We all have our myths, our narratives that justify our existence as individuals and as peoples. We are convinced of our own right. Each one of us is so conditioned by our symbols that we cannot possibly react sensitively to those that others have. We can only feel our own pain, cannot imagine anyone else’s. Unless we, rabbis, mullahs, and priests can step back and try to see the really important issues, then what hope is there of increasing the amount of human understanding, compassion and love in the world today?

5 thoughts on “Auschwitz Gates

  1. An excellent post Jeremy. Your second paragraph is one of the best Holocaust definitions I have ever read. Shabbat shalom. Robert

  2. My particular fear, Jeremy, is that there are many people who would like to resurrect that symbol of evil, especially in parts Europe and Russia where anti-Semitism is alive and growing.

    There is no question that Hitler found himself in dire economic straits and used hatred of the Jews as a cover. How easy it is to find a scapegoat and the Jew is the perfect one – often successful and sometimes, though rarely, with the traits of a Mr. Madoff.

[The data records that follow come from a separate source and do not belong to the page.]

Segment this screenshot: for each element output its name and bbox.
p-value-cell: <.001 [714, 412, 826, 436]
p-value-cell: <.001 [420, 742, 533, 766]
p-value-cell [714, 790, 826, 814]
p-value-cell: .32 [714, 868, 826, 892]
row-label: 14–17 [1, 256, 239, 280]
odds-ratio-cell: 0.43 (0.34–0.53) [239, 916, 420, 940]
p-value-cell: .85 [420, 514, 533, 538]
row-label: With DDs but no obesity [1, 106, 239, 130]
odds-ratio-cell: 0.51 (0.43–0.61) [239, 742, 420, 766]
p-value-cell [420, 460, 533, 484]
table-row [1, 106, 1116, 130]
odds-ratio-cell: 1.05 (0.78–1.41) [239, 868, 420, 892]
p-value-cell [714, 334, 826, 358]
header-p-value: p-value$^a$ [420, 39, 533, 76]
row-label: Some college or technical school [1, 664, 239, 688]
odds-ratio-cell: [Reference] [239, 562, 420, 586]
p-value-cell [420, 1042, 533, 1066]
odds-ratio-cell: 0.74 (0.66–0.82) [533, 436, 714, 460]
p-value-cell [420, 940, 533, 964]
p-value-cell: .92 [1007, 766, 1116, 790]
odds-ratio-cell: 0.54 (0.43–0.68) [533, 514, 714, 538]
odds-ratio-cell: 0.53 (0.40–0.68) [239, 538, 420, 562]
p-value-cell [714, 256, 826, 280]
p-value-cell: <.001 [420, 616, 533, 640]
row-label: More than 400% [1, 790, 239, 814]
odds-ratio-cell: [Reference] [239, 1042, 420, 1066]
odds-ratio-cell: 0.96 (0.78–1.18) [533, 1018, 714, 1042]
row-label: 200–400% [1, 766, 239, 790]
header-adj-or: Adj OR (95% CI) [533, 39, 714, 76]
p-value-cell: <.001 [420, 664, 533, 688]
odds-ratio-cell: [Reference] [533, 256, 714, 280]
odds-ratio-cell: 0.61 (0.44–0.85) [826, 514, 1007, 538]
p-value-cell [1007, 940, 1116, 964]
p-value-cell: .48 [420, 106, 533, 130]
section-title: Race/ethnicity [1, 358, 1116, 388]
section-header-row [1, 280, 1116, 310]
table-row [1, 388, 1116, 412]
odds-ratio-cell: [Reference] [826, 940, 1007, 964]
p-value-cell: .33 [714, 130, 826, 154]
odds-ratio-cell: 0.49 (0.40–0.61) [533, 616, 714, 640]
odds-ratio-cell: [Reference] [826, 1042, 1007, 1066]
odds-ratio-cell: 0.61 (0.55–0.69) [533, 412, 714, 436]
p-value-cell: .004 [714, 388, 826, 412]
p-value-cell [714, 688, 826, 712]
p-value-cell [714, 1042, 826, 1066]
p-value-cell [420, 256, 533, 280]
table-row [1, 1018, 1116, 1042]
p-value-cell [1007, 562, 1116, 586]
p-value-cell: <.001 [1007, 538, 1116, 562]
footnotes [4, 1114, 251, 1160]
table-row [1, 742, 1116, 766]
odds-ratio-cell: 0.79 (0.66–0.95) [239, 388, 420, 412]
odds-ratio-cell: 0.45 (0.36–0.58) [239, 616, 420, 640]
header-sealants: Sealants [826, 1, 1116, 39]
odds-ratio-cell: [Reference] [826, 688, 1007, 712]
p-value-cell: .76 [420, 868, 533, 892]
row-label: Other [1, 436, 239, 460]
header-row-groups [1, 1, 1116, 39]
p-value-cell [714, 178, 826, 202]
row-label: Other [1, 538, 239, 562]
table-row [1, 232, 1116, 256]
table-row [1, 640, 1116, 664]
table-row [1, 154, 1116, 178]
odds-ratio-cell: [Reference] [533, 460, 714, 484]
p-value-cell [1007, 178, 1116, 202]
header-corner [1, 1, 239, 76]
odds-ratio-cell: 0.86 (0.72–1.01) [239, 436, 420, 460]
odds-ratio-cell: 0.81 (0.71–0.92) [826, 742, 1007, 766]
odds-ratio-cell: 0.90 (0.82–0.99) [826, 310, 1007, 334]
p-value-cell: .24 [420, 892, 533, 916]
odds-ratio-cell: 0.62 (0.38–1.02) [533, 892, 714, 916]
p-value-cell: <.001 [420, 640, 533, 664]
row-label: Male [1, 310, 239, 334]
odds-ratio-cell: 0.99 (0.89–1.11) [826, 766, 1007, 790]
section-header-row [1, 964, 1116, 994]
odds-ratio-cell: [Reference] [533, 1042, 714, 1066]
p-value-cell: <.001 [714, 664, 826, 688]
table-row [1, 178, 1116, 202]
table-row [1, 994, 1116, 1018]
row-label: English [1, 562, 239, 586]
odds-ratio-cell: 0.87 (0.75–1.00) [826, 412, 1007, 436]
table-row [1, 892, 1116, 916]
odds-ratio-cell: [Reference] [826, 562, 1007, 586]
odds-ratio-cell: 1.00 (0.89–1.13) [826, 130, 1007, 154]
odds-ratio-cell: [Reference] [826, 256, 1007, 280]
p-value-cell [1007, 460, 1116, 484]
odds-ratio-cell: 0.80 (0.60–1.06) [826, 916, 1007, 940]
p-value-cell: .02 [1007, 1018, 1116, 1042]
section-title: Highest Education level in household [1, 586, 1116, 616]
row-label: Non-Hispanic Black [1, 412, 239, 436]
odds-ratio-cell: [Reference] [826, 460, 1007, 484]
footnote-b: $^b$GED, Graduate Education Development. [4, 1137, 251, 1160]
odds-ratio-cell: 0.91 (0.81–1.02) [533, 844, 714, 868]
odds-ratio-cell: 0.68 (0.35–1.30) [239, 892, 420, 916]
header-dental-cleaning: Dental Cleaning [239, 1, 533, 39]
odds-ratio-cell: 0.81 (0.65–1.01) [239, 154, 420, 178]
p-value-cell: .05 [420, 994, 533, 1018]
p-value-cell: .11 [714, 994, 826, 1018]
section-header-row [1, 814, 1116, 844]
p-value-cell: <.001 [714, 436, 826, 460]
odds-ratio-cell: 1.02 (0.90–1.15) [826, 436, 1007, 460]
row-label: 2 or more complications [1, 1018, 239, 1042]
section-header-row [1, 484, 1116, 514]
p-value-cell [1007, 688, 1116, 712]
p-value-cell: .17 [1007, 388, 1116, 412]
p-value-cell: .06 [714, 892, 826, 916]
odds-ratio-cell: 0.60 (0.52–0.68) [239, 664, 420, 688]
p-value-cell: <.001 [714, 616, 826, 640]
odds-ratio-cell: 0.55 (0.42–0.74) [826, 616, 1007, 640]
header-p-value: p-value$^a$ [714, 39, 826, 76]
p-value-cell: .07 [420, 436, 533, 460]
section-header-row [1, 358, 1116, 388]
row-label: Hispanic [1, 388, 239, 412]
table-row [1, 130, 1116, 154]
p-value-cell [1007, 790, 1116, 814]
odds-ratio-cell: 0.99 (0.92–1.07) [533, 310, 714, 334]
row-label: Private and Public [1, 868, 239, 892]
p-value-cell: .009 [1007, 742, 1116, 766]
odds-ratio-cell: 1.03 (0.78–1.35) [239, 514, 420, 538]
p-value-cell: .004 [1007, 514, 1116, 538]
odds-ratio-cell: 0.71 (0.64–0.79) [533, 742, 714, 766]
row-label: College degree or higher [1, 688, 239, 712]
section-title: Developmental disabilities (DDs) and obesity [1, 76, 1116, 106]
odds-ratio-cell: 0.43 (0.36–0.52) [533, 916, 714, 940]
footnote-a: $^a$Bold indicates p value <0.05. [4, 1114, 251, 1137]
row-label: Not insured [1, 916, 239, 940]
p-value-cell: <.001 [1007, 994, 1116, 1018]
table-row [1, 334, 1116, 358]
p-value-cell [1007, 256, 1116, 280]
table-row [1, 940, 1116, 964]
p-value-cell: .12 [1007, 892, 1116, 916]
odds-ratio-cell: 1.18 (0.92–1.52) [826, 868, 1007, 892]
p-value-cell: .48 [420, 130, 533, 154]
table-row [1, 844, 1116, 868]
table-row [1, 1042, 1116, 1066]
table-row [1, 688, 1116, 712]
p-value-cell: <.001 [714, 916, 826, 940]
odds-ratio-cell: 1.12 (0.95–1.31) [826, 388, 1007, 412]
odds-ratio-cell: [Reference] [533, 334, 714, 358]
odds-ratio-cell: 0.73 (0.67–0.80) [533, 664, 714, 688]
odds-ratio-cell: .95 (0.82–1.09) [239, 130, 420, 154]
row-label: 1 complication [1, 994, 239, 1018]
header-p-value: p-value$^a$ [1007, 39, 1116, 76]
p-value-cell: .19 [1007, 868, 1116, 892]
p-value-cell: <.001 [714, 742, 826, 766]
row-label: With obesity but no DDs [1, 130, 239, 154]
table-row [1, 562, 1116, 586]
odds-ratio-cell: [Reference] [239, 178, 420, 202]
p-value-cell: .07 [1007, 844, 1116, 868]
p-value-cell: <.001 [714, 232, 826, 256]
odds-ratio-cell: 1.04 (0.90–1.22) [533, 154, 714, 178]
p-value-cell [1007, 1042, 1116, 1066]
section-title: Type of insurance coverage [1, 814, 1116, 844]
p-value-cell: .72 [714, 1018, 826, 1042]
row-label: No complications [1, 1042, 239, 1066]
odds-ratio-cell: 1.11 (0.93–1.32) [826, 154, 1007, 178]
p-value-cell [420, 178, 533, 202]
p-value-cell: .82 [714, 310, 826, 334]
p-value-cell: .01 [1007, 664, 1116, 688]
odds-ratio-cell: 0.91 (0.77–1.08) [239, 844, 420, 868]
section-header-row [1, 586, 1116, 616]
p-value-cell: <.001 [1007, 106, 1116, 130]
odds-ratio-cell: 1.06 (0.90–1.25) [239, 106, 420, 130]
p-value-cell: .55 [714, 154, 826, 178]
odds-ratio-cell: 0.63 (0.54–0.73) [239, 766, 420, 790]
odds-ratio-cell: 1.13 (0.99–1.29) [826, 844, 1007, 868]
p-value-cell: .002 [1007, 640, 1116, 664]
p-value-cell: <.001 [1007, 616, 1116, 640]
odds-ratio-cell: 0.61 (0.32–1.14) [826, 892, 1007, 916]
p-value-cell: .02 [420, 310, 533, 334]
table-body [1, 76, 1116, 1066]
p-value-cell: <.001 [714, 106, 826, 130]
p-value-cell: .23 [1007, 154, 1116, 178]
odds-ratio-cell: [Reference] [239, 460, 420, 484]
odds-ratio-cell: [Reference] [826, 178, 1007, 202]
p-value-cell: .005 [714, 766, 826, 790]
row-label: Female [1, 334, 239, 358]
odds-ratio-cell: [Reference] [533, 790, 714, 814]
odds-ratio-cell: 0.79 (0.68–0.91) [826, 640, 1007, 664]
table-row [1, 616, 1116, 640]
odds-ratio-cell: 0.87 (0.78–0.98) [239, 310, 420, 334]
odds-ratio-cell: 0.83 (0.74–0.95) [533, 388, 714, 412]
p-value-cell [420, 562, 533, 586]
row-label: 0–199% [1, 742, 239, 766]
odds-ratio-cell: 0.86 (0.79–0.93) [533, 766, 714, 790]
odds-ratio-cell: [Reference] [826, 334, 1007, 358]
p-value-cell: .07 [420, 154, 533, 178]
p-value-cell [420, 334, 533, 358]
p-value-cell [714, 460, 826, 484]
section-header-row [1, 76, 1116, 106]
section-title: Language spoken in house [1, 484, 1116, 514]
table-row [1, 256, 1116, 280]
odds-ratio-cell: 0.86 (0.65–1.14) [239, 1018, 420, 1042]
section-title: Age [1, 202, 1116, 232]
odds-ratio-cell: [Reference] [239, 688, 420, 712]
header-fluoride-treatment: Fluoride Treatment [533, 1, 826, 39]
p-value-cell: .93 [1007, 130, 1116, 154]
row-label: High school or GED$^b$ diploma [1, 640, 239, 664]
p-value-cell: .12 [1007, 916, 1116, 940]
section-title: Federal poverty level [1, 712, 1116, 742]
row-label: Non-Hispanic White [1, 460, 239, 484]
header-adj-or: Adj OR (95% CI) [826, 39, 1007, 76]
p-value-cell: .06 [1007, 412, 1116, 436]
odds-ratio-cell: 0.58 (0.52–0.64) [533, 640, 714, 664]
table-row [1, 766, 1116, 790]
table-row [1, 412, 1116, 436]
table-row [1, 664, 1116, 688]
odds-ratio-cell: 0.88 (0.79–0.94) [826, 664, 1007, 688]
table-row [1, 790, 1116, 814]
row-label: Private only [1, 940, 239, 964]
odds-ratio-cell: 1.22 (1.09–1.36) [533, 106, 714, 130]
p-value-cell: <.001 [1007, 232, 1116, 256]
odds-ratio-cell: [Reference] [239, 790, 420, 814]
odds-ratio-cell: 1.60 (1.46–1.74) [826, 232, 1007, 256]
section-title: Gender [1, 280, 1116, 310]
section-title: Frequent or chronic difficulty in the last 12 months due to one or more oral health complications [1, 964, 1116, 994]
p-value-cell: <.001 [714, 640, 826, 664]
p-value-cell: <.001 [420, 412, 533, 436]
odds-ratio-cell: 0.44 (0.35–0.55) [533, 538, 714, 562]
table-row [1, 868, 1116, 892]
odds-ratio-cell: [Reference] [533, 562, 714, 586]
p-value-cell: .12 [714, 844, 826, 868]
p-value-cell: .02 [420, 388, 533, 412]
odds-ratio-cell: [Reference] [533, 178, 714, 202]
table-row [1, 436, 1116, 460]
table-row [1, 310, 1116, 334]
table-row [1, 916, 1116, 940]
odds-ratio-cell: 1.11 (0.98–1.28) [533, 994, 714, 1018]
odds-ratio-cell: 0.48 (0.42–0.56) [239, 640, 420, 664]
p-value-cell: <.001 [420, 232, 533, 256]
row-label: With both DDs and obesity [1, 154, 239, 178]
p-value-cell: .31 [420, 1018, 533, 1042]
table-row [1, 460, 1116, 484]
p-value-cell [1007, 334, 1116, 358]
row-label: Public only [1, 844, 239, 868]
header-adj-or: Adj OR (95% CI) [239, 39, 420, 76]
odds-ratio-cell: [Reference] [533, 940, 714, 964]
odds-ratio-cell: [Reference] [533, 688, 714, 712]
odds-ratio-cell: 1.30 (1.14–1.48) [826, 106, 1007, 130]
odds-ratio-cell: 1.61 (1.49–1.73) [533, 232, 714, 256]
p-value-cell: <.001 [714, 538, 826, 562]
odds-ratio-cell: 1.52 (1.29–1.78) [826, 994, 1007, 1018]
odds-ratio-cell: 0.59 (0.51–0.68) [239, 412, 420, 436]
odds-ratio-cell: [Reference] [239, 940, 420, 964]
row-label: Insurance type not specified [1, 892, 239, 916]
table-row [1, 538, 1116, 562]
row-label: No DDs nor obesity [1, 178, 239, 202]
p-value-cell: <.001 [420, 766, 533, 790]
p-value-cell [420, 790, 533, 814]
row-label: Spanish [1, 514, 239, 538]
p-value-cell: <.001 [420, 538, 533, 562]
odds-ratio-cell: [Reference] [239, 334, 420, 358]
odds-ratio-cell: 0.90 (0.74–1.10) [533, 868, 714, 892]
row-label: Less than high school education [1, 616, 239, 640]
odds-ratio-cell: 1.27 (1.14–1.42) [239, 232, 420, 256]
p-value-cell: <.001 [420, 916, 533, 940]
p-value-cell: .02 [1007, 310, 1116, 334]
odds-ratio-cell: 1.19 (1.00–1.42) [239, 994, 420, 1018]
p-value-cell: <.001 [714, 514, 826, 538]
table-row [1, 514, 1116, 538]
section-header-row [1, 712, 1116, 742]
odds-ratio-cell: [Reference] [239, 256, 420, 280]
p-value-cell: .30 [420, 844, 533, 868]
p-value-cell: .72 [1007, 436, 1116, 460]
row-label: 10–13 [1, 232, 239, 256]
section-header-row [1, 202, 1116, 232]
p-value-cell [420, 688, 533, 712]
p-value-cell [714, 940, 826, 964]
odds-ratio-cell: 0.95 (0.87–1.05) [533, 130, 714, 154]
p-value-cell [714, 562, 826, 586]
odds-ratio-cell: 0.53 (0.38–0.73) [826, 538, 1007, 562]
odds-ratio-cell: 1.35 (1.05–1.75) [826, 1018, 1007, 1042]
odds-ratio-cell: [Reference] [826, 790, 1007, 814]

The far Right will always find it convenient to make these traits applicable to all Jews. More frightening is that the far Left is espousing them too, using Israel as an excuse for anti-Semitic outpourings.

  3. Thank you for writing this excellent piece. I was thinking the same thing before I came across this column in Ha'aretz. I never understood why this sign, which marked the gate of the lowest depredation of humanity, should become a "holy relic".